La question du montant de la franchise sur les importations des particuliers, que le gouvernement envisageait de ramener de 30.000 F à 15.000 F, a permis de mettre au jour à nouveau l’absurdité et l’injustice que constitue un système fiscal reposant sur une sur-taxation des consommateurs.
Pour la concurrence mais saine et loyale
Des particuliers se sont indignés de ce projet dans une pétition diffusée sur internet, et ont relevé notamment que les ventes par correspondance constituent la seule concurrence à un commerce local dont, pensaient-ils, « les marges sont bien souvent doubles de celles de leurs confrères métropolitains ».
Contre les taxes trop élevées
Les importateurs et commerçants affiliés à la FGC ont réagi en démontrant que le problème n’était pas les marges pratiquées sur leurs ventes mais « les quarante trois taxes levées par le pays sur leurs importations », qui grèvent excessivement leurs prix de revient et donc leurs prix de revente. Ils soulignent partager avec les consommateurs leurs souci de concurrence et de liberté de choix, et exposent que la question n’est pas celle des prétendues « marges doubles » des commerçants mais bien celle des « taxes doubles » du système fiscal polynésien.
Égalité de tous devant l’impôt
D’autre part, les commerçants ont souligné que leurs coûts d’exploitation sont élevés (patente, impôts, salaires et charges sociales) et sont logiquement répercutés dans leurs prix de vente.
D’où le sentiment légitime qu’une franchise élevée permettant aux seuls particuliers d’importer des produits sans acquitter de taxes constituait pour eux une concurrence déloyale, car ils sont, eux, assujettis à ces taxes. C’est une question d’équité.
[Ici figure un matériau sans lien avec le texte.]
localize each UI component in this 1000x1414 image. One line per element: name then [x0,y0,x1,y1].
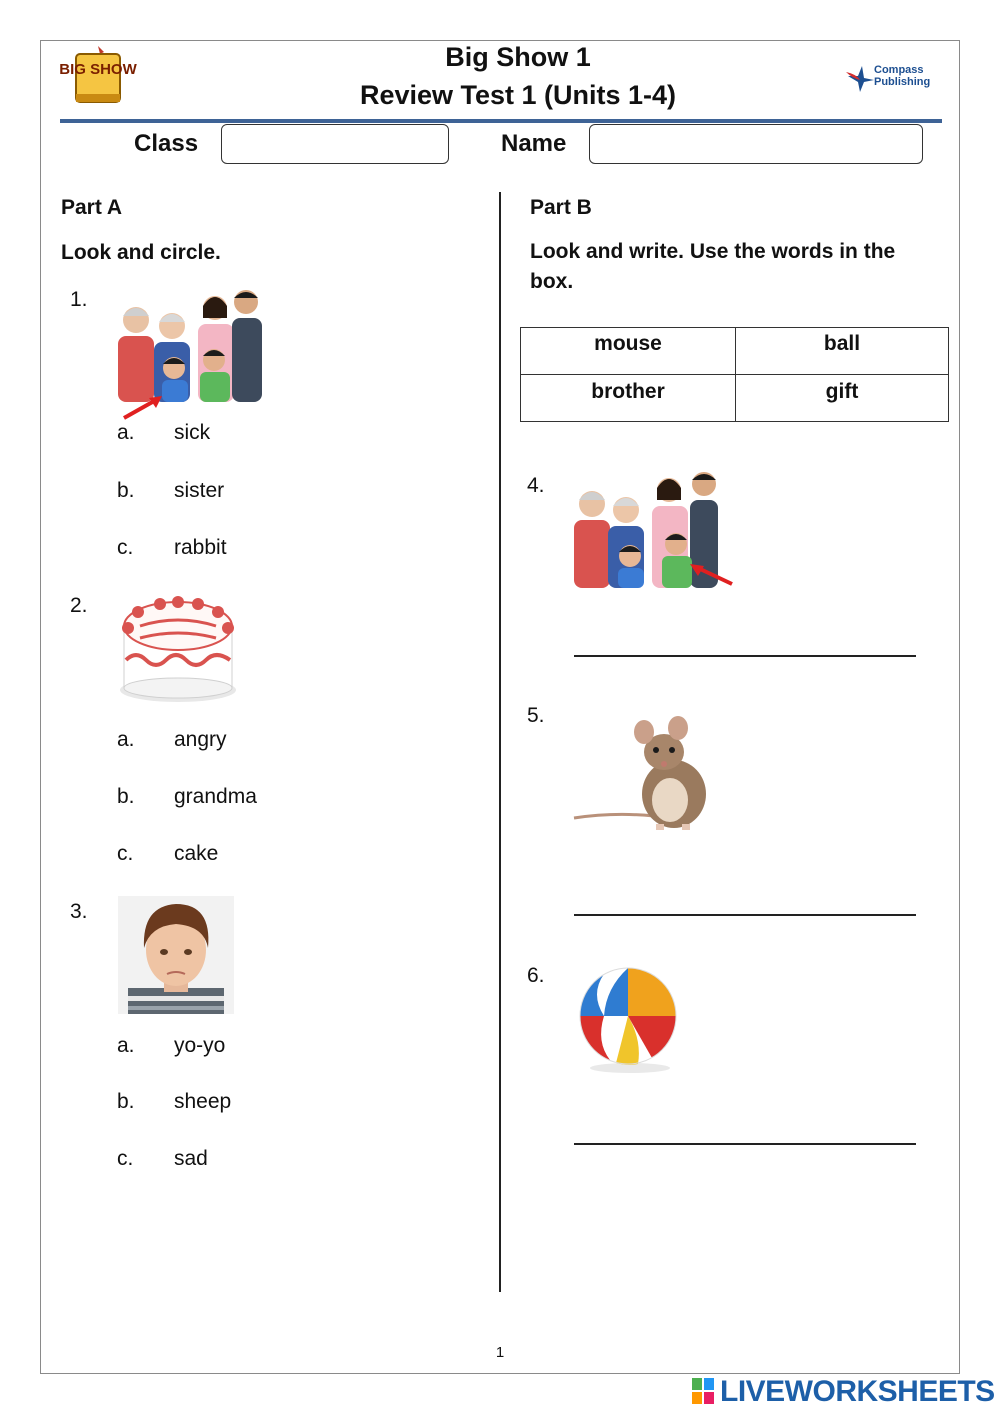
q1-option-b[interactable]: sister [174,479,225,502]
word-box-cell: ball [823,332,861,355]
word-box [520,327,949,422]
publisher-line2: Publishing [874,76,931,88]
question-1-number: 1. [70,288,88,311]
part-b-instruction: Look and write. Use the words in the [530,240,896,263]
answer-line-6[interactable] [574,1143,916,1145]
question-5-number: 5. [527,704,545,727]
sad-boy-image [118,896,234,1014]
family-photo-image [116,284,264,422]
q3-option-a[interactable]: yo-yo [174,1034,226,1057]
name-field[interactable] [589,124,923,164]
page-subtitle: Review Test 1 (Units 1-4) [359,80,677,110]
answer-line-4[interactable] [574,655,916,657]
q2-option-a[interactable]: angry [174,728,227,751]
birthday-cake-image [116,590,240,708]
q3-option-c-letter: c. [117,1147,134,1170]
word-box-cell: brother [591,380,665,403]
q1-option-b-letter: b. [117,479,135,502]
q2-option-b-letter: b. [117,785,135,808]
compass-publishing-logo [844,62,934,94]
q1-option-a[interactable]: sick [174,421,211,444]
svg-text:BIG SHOW: BIG SHOW [59,61,137,78]
part-b-heading: Part B [530,196,592,219]
q3-option-b-letter: b. [117,1090,135,1113]
q1-option-c-letter: c. [117,536,134,559]
q2-option-b[interactable]: grandma [174,785,257,808]
question-6-number: 6. [527,964,545,987]
header-rule [60,119,942,123]
big-show-logo [59,44,137,106]
part-a-heading: Part A [61,196,123,219]
part-b-instruction-cont: box. [530,270,574,293]
q3-option-c[interactable]: sad [174,1147,208,1170]
beach-ball-image [576,964,680,1076]
word-box-cell: mouse [594,332,662,355]
question-4-number: 4. [527,474,545,497]
q3-option-b[interactable]: sheep [174,1090,232,1113]
mouse-image [574,708,714,836]
page-number: 1 [495,1344,505,1361]
compass-star-icon [844,64,876,94]
q2-option-c[interactable]: cake [174,842,219,865]
page-title: Big Show 1 [445,42,591,72]
family-photo-image [572,466,736,592]
liveworksheets-logo-icon [692,1378,716,1404]
question-2-number: 2. [70,594,88,617]
publisher-line1: Compass [874,64,924,76]
part-a-instruction: Look and circle. [61,241,221,264]
brand-text: LIVEWORKSHEETS [720,1375,995,1408]
answer-line-5[interactable] [574,914,916,916]
q2-option-a-letter: a. [117,728,135,751]
q1-option-a-letter: a. [117,421,135,444]
q3-option-a-letter: a. [117,1034,135,1057]
name-label: Name [501,130,567,157]
column-divider [499,192,501,1292]
word-box-cell: gift [825,380,859,403]
q2-option-c-letter: c. [117,842,134,865]
class-label: Class [134,130,199,157]
question-3-number: 3. [70,900,88,923]
class-field[interactable] [221,124,449,164]
q1-option-c[interactable]: rabbit [174,536,227,559]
A cette occasion a été évoquée l’injustice que constituent les taxes élevées sur la consommation, les revenus modestes étant particulièrement affectés par le coût élevé des produits de consommation en Polynésie.
Protectionnisme dépassé
Les commerçants ont enfin souligné que loin de réclamer des mesures protectionnistes en leur faveur, ils s’opposent eux-mêmes aux mesures protectionnistes qui plombent le dynamisme commercial du pays et pèsent lourdement sur le pouvoir d’achat des consommateurs, en particulier les revenus modestes. Une ouverture du marché par l’abaissement des barrières douanières favoriserait le commerce et permettrait aux consommateurs, et au pays tout entier, de bénéficier des avantages de la mondialisation.
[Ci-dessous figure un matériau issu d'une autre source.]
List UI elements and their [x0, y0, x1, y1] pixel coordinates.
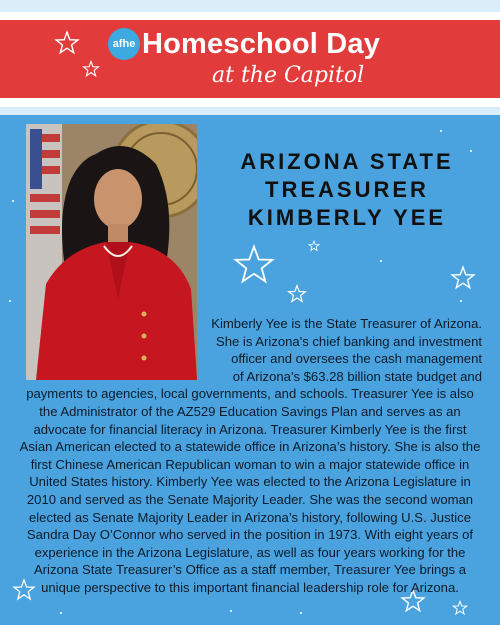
sparkle-dot: [230, 610, 232, 612]
sparkle-dot: [380, 260, 382, 262]
bio-line: the Administrator of the AZ529 Education Savings Plan and serves as an: [39, 403, 461, 419]
star-outline-icon: [308, 240, 320, 252]
top-stripe-white: [0, 12, 500, 20]
sparkle-dot: [460, 300, 462, 302]
bio-line: Arizona State Treasurer’s Office as a staff member, Treasurer Yee brings a: [33, 562, 467, 578]
headline-line: KIMBERLY YEE: [247, 205, 447, 230]
bio-line: Kimberly Yee is the State Treasurer of Arizona.: [211, 316, 482, 331]
star-outline-icon: [287, 284, 307, 304]
bio-line: Sandra Day O’Connor who served in the position in 1973. With eight years of: [26, 527, 474, 543]
sparkle-dot: [12, 200, 14, 202]
bio-line: of Arizona's $63.28 billion state budget and: [232, 368, 482, 384]
headline: [212, 148, 482, 232]
headline-line: ARIZONA STATE: [240, 149, 454, 174]
sparkle-dot: [470, 150, 472, 152]
bio-text: [14, 315, 486, 597]
sparkle-dot: [300, 612, 302, 614]
bio-line: Asian American elected to a statewide office in Arizona’s history. She is also the: [19, 439, 481, 455]
bottom-stripe-light: [0, 107, 500, 115]
sparkle-dot: [9, 300, 11, 302]
star-outline-icon: [450, 265, 476, 291]
bio-line: officer and oversees the cash management: [231, 351, 482, 367]
bio-line: unique perspective to this important financial leadership role for Arizona.: [41, 579, 459, 595]
bio-line: experience in the Arizona Legislature, as well as four years working for the: [34, 544, 466, 560]
star-outline-icon: [452, 600, 468, 616]
banner-subtitle: at the Capitol: [212, 63, 365, 88]
sparkle-dot: [440, 130, 442, 132]
bio-line: elected as Senate Majority Leader in Arizona’s history, following U.S. Justice: [28, 509, 471, 525]
sparkle-dot: [60, 612, 62, 614]
bio-line: United States history. Kimberly Yee was elected to the Arizona Legislature in: [29, 474, 471, 490]
bio-line: first Chinese American Republican woman to win a major statewide office in: [30, 456, 470, 472]
banner-title: Homeschool Day: [142, 28, 381, 60]
bottom-stripe-white: [0, 98, 500, 107]
headline-line: TREASURER: [265, 177, 429, 202]
bio-line: payments to agencies, local governments, and schools. Treasurer Yee is also: [26, 386, 474, 402]
star-outline-icon: [82, 60, 100, 78]
bio-line: She is Arizona's chief banking and investment: [216, 333, 482, 349]
top-stripe-light: [0, 0, 500, 12]
star-outline-icon: [54, 30, 80, 56]
afhe-logo: afhe: [108, 28, 140, 60]
star-outline-icon: [232, 243, 276, 287]
bio-line: advocate for financial literacy in Arizona. Treasurer Kimberly Yee is the first: [33, 421, 467, 437]
bio-line: 2010 and served as the Senate Majority Leader. She was the second woman: [26, 491, 474, 507]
Une réforme fiscale urgente
Ainsi les questions débattues à l’occasion du projet de réforme du montant de la franchise ont permis de constater à nouveau qu’il y a urgence pour la Polynésie française d’entreprendre une réforme importante de sa fiscalité, qui lui permette de trouver une place compétitive dans un monde globalisé.
Équité dans la franchise
Pour conclure, et dans l’immédiat, les pétitionnaires pro-franchise, l’association de consommateurs Te Tia Ara et la Fédération Générale du Commerce (FGC) demandent conjointement au gouvernement de renoncer au projet d’abaissement de la franchise et d’en étendre son bénéfice aux commerçants, qui auront alors l’occasion de démontrer leur souci de compétitivité.